I spent three days in Viejo San Juan as a guest of Discover Puerto Rico. What made the trip extra special was that I was in an all-Latina traveling group. With our common love of the culture and our connection with our own Latinidad, we were able to have some affirming conversations. At the Museo de los Americas, though, I was able to see so much of Puerto Rico that I was too young to understand when I first visited at age 7. There, we learned about Puerto Rico’s dedication to representing the three parts of our identity: Spain, Africa, and Indigenous Taínos. And as we traveled from towns like Caguas and Loíza, I saw how all three intersect and make me who I am. I found myself, typically shy to respond in Spanish, feeling completely comfortable speaking with our group.
But where did I fit in on the map? In the museo, we learned that Puerto Ricans also identify with creole identity, similar to folks in New Orleans. Outside of the museums and in passing conversation, I’d ask locals where I’d actually fit in. Some said, “We are all Puerto Ricans,” which is what I’m used to hearing at home.
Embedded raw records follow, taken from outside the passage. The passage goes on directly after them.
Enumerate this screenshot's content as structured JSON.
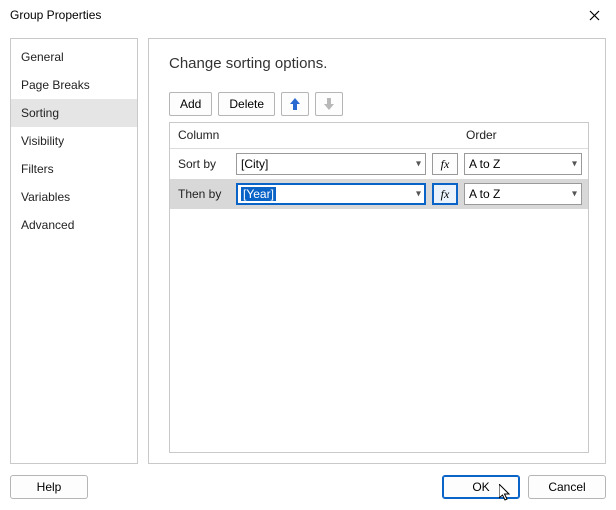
{
  "window": {
    "title": "Group Properties"
  },
  "sidebar": {
    "items": [
      {
        "label": "General"
      },
      {
        "label": "Page Breaks"
      },
      {
        "label": "Sorting"
      },
      {
        "label": "Visibility"
      },
      {
        "label": "Filters"
      },
      {
        "label": "Variables"
      },
      {
        "label": "Advanced"
      }
    ],
    "selected_index": 2
  },
  "main": {
    "title": "Change sorting options.",
    "toolbar": {
      "add_label": "Add",
      "delete_label": "Delete",
      "move_up_icon": "arrow-up",
      "move_down_icon": "arrow-down"
    },
    "grid": {
      "headers": {
        "column": "Column",
        "order": "Order"
      },
      "rows": [
        {
          "label": "Sort by",
          "value": "[City]",
          "order": "A to Z",
          "fx": "fx",
          "selected": false,
          "editing": false
        },
        {
          "label": "Then by",
          "value": "[Year]",
          "order": "A to Z",
          "fx": "fx",
          "selected": true,
          "editing": true
        }
      ]
    }
  },
  "footer": {
    "help_label": "Help",
    "ok_label": "OK",
    "cancel_label": "Cancel"
  }
}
But for me, as a proud Black Puerto Rican, I know it’s not that simple. A famous Afro-Puerto Rican artist, Samuel Lind, left me with the word that made me feel completely seen. When he saw my golden skin and long wavy hair, he said, “Mulatta!” And although that word is outdated, it was the first moment in over 30 years where I felt like I had the real talk about who I am, especially as it came to him so easily and fluidly. It recognized my two Latinx parents with completely different skin tones, which has led to completely different experiences. It also recognized that my experience is a rich and complicated one that deserves to be fully seen.
I don’t have to carry the shame anymore or have others define me. This Latina wallflower has stepped into the sun.
How do I identify? After my trip, I feel like mixed race fits me best. I am also no longer uncomfortable using the term biracial, as I have one White Latinx parent and one Black Latinx parent. I don’t have to carry the shame anymore or have others define me. This Latina wallflower has stepped into the sun.